Band 9 model answer
Across the developed world, household borrowing has climbed steadily as loans, credit cards and 'buy now, pay later' schemes grow ever easier to access. This essay will explore why such credit has proliferated and then assess the harm that mounting debt inflicts on both individuals and the wider community.
Several intertwined factors explain the recent surge in borrowing. Lenders have aggressively expanded credit because it remains highly profitable, marketing instant loans with seductive ease and minimal scrutiny of a borrower's actual means. At the same time, stagnant wages and steadily rising living costs push many ordinary households to borrow simply to cover everyday essentials. A wider consumer culture that prizes immediate gratification only reinforces the trend, as relentless advertising encourages people to acquire desirable goods now and worry about the repayment later.
The consequences of this debt dependency are far-reaching. For individuals, heavy borrowing breeds chronic stress, damaged relationships and, in severe cases, bankruptcy, as compounding interest traps the vulnerable in a spiral they cannot escape. Society pays a price too. When indebted households cut their spending to service loans, demand weakens and the wider economy suffers, while a sudden wave of defaults can destabilise banks and trigger broader financial crises, as recent history has shown.
In conclusion, easy credit has flourished thanks to profit-hungry lenders, squeezed incomes and a culture of instant gratification, and the resulting debt damages mental health, family life and economic stability alike.
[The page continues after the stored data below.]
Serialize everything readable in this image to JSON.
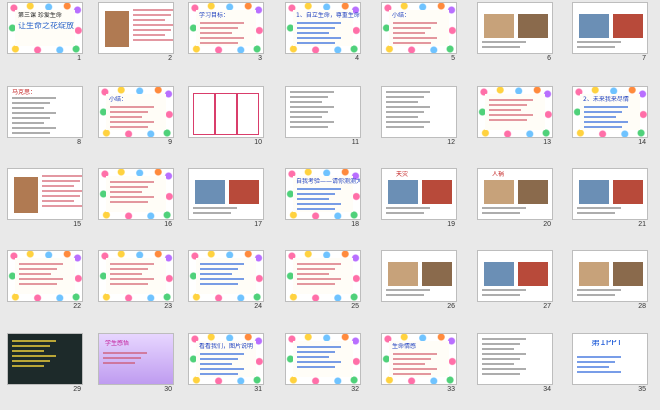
{
  "slides": [
    {
      "n": "1",
      "style": "flower",
      "title": "让生命之花绽放",
      "sub": "第三课 珍爱生命"
    },
    {
      "n": "2",
      "style": "photo-text"
    },
    {
      "n": "3",
      "style": "flower-text",
      "title": "学习目标："
    },
    {
      "n": "4",
      "style": "flower-lines",
      "title": "1、自立生命，尊重生命"
    },
    {
      "n": "5",
      "style": "flower-text",
      "title": "小结："
    },
    {
      "n": "6",
      "style": "photos"
    },
    {
      "n": "7",
      "style": "photos"
    },
    {
      "n": "8",
      "style": "text-white",
      "title": "马克思："
    },
    {
      "n": "9",
      "style": "flower-text",
      "title": "小结："
    },
    {
      "n": "10",
      "style": "boxes"
    },
    {
      "n": "11",
      "style": "text-white"
    },
    {
      "n": "12",
      "style": "text-white"
    },
    {
      "n": "13",
      "style": "flower-text"
    },
    {
      "n": "14",
      "style": "flower-lines",
      "title": "2、未来我来尽情"
    },
    {
      "n": "15",
      "style": "photo-text"
    },
    {
      "n": "16",
      "style": "flower-text"
    },
    {
      "n": "17",
      "style": "photos"
    },
    {
      "n": "18",
      "style": "flower-lines",
      "title": "自我考验——请你测测大班级"
    },
    {
      "n": "19",
      "style": "photos",
      "title": "天灾"
    },
    {
      "n": "20",
      "style": "photos",
      "title": "人祸"
    },
    {
      "n": "21",
      "style": "photos"
    },
    {
      "n": "22",
      "style": "flower-text"
    },
    {
      "n": "23",
      "style": "flower-text"
    },
    {
      "n": "24",
      "style": "flower-lines"
    },
    {
      "n": "25",
      "style": "flower-text"
    },
    {
      "n": "26",
      "style": "photos"
    },
    {
      "n": "27",
      "style": "photos"
    },
    {
      "n": "28",
      "style": "photos"
    },
    {
      "n": "29",
      "style": "dark"
    },
    {
      "n": "30",
      "style": "purple",
      "title": "学生感悟"
    },
    {
      "n": "31",
      "style": "flower-lines",
      "title": "看看我们，图片说明"
    },
    {
      "n": "32",
      "style": "flower-lines"
    },
    {
      "n": "33",
      "style": "flower-text",
      "title": "生命情感"
    },
    {
      "n": "34",
      "style": "text-white"
    },
    {
      "n": "35",
      "style": "logo",
      "title": "第1PPT"
    }
  ]
}
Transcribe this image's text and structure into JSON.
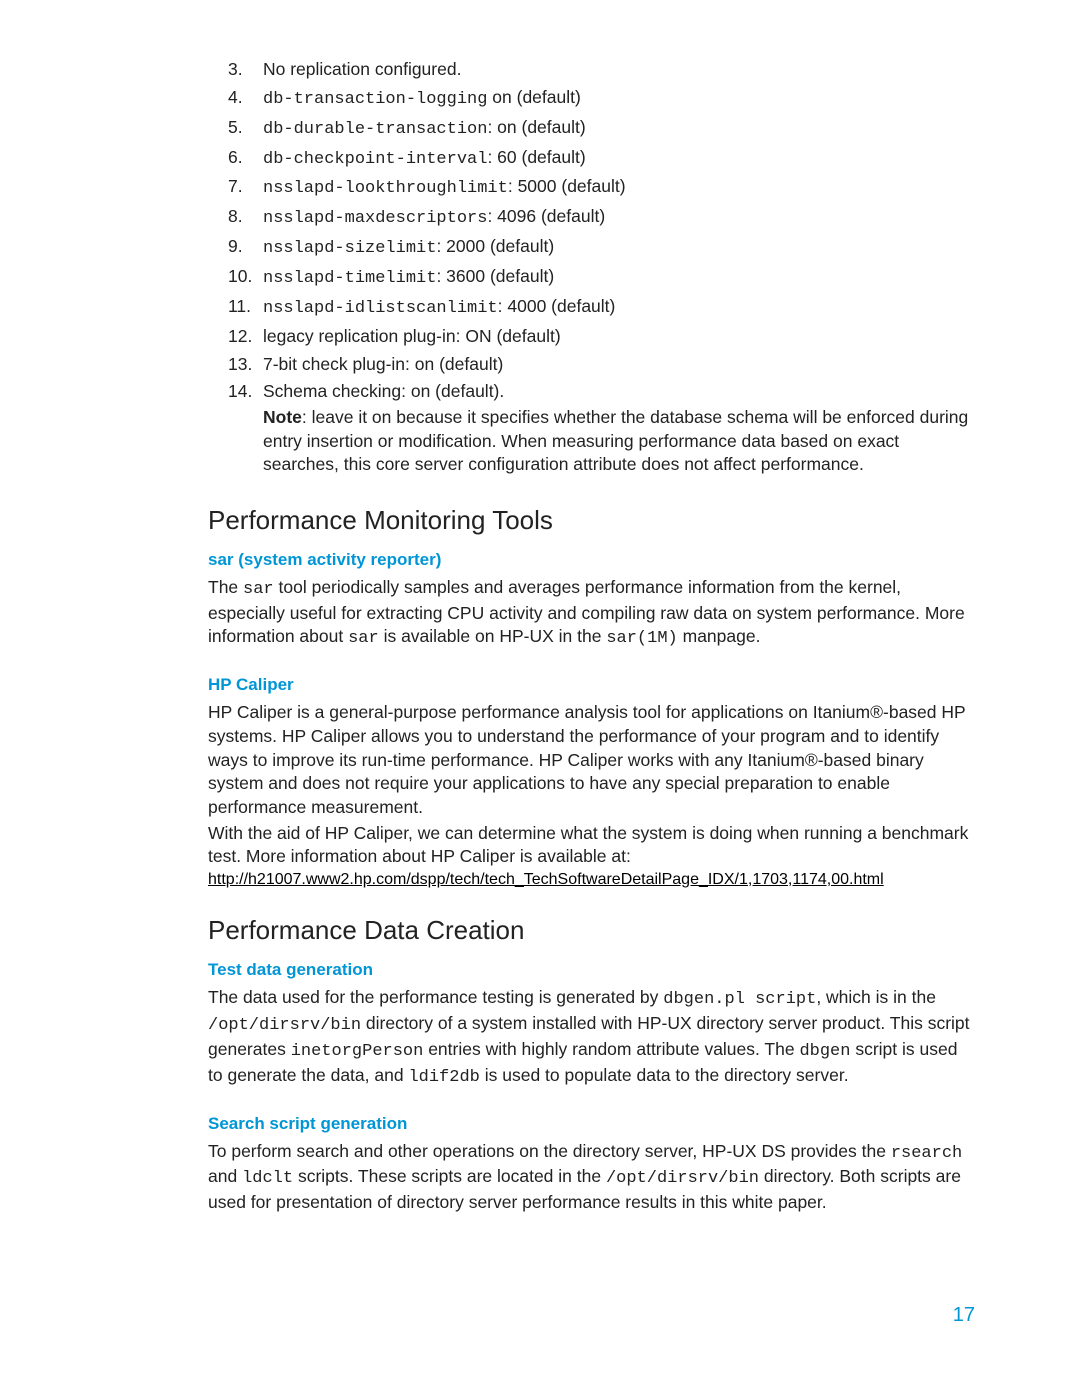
{
  "list": {
    "items": [
      {
        "num": "3.",
        "plain": "No replication configured."
      },
      {
        "num": "4.",
        "mono": "db-transaction-logging",
        "after": " on (default)"
      },
      {
        "num": "5.",
        "mono": "db-durable-transaction",
        "after": ": on (default)"
      },
      {
        "num": "6.",
        "mono": "db-checkpoint-interval",
        "after": ": 60 (default)"
      },
      {
        "num": "7.",
        "mono": "nsslapd-lookthroughlimit",
        "after": ": 5000 (default)"
      },
      {
        "num": "8.",
        "mono": "nsslapd-maxdescriptors",
        "after": ": 4096 (default)"
      },
      {
        "num": "9.",
        "mono": "nsslapd-sizelimit",
        "after": ": 2000 (default)"
      },
      {
        "num": "10.",
        "mono": "nsslapd-timelimit",
        "after": ": 3600 (default)"
      },
      {
        "num": "11.",
        "mono": "nsslapd-idlistscanlimit",
        "after": ": 4000 (default)"
      },
      {
        "num": "12.",
        "plain": "legacy replication plug-in: ON (default)"
      },
      {
        "num": "13.",
        "plain": "7-bit check plug-in: on (default)"
      },
      {
        "num": "14.",
        "plain": "Schema checking: on (default)."
      }
    ],
    "note_label": "Note",
    "note_text": ": leave it on because it specifies whether the database schema will be enforced during entry insertion or modification.  When measuring performance data based on exact searches, this core server configuration attribute does not affect performance."
  },
  "monitoring": {
    "heading": "Performance Monitoring Tools",
    "sar": {
      "heading": "sar (system activity reporter)",
      "pre": "The ",
      "m1": "sar",
      "mid1": " tool periodically samples and averages performance information from the kernel, especially useful for extracting CPU activity and compiling raw data on system performance.  More information about ",
      "m2": "sar",
      "mid2": " is available on HP-UX in the ",
      "m3": "sar(1M)",
      "post": " manpage."
    },
    "caliper": {
      "heading": "HP Caliper",
      "p1": "HP Caliper is a general-purpose performance analysis tool for applications on Itanium®-based HP systems. HP Caliper allows you to understand the performance of your program and to identify ways to improve its run-time performance. HP Caliper works with any Itanium®-based binary system and does not require your applications to have any special preparation to enable performance measurement.",
      "p2": "With the aid of HP Caliper, we can determine what the system is doing when running a benchmark test.  More information about HP Caliper is available at:",
      "link": "http://h21007.www2.hp.com/dspp/tech/tech_TechSoftwareDetailPage_IDX/1,1703,1174,00.html"
    }
  },
  "creation": {
    "heading": "Performance Data Creation",
    "testdata": {
      "heading": "Test data generation",
      "s1": "The data used for the performance testing is generated by ",
      "m1": "dbgen.pl script",
      "s2": ", which is in the ",
      "m2": "/opt/dirsrv/bin",
      "s3": " directory of a system installed with HP-UX directory server product.  This script generates ",
      "m3": "inetorgPerson",
      "s4": " entries with highly random attribute values. The ",
      "m4": "dbgen",
      "s5": " script is used to generate the data, and ",
      "m5": "ldif2db",
      "s6": " is used to populate data to the directory server."
    },
    "search": {
      "heading": "Search script generation",
      "s1": "To perform search and other operations on the directory server, HP-UX DS provides the ",
      "m1": "rsearch",
      "s2": " and ",
      "m2": "ldclt",
      "s3": " scripts. These scripts are located in the ",
      "m3": "/opt/dirsrv/bin",
      "s4": " directory. Both scripts are used for presentation of directory server performance results in this white paper."
    }
  },
  "page_number": "17"
}
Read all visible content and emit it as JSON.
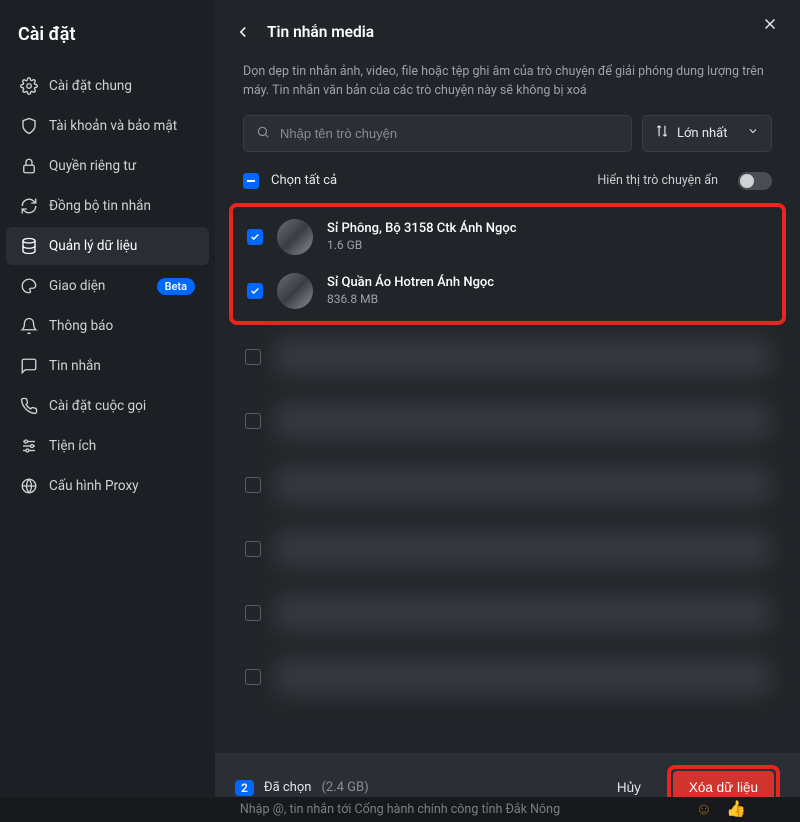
{
  "sidebar": {
    "title": "Cài đặt",
    "items": [
      {
        "label": "Cài đặt chung"
      },
      {
        "label": "Tài khoản và bảo mật"
      },
      {
        "label": "Quyền riêng tư"
      },
      {
        "label": "Đồng bộ tin nhắn"
      },
      {
        "label": "Quản lý dữ liệu"
      },
      {
        "label": "Giao diện",
        "badge": "Beta"
      },
      {
        "label": "Thông báo"
      },
      {
        "label": "Tin nhắn"
      },
      {
        "label": "Cài đặt cuộc gọi"
      },
      {
        "label": "Tiện ích"
      },
      {
        "label": "Cấu hình Proxy"
      }
    ]
  },
  "header": {
    "title": "Tin nhắn media"
  },
  "description": "Dọn dẹp tin nhắn ảnh, video, file hoặc tệp ghi âm của trò chuyện để giải phóng dung lượng trên máy. Tin nhắn văn bản của các trò chuyện này sẽ không bị xoá",
  "search": {
    "placeholder": "Nhập tên trò chuyện"
  },
  "sort": {
    "label": "Lớn nhất"
  },
  "selectAll": {
    "label": "Chọn tất cả",
    "hiddenLabel": "Hiển thị trò chuyện ẩn"
  },
  "conversations": [
    {
      "name": "Sỉ Phông, Bộ 3158 Ctk Ánh Ngọc",
      "size": "1.6 GB"
    },
    {
      "name": "Sỉ Quần Áo Hotren Ánh Ngọc",
      "size": "836.8 MB"
    }
  ],
  "footer": {
    "count": "2",
    "selectedLabel": "Đã chọn",
    "totalSize": "(2.4 GB)",
    "cancelLabel": "Hủy",
    "deleteLabel": "Xóa dữ liệu"
  },
  "bottomHint": "Nhập @, tin nhắn tới Cổng hành chính công tỉnh Đắk Nông"
}
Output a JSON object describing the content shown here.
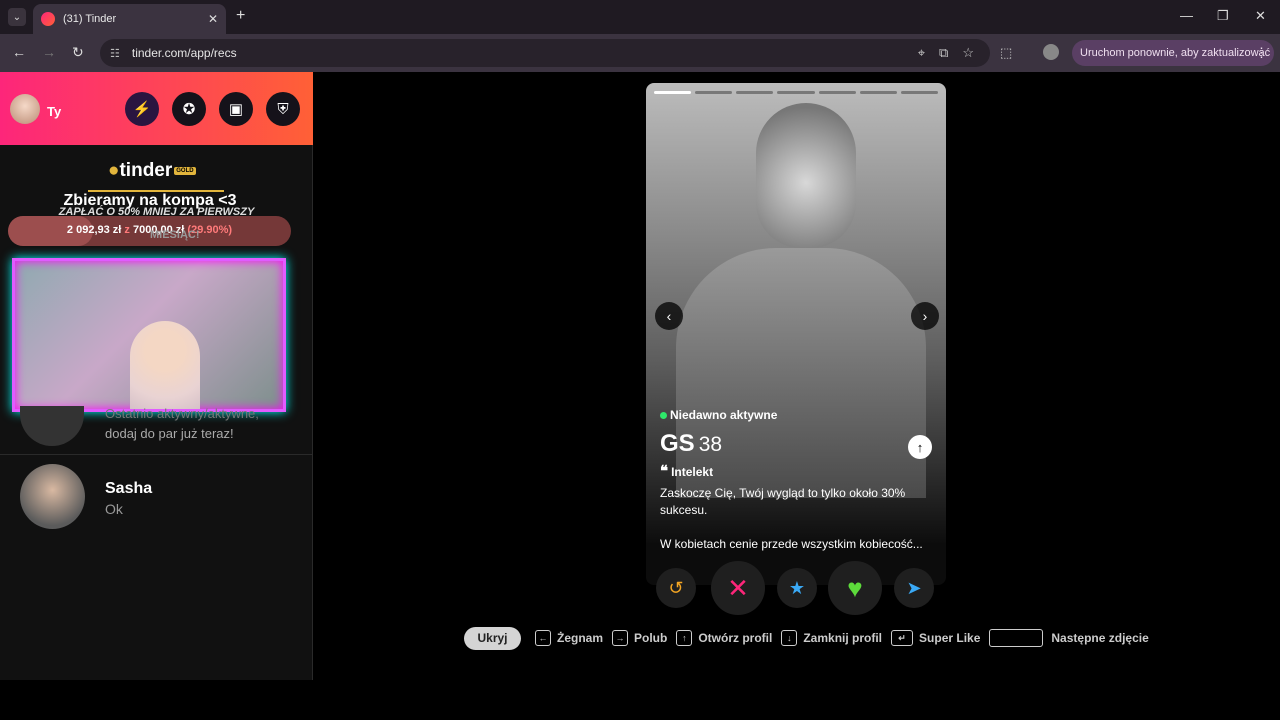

Tighter lending rules and better financial education would help, but ultimately both borrowers and lenders must treat credit as a tool to be handled with caution rather than a substitute for genuine prosperity.
Examiner’s notes
- Task Response: the essay addresses both the 'why' and the 'problems' elements thoroughly, separating individual and societal harms for a comprehensive answer.
- Coherence and cohesion: the response uses clear paragraph topic sentences and connectors like 'At the same time' and 'Society pays a price too' to organise multiple causes and effects.
- Lexical resource: precise financial idioms such as 'debt dependency', 'compounding interest' and 'instant gratification' demonstrate strong topical vocabulary.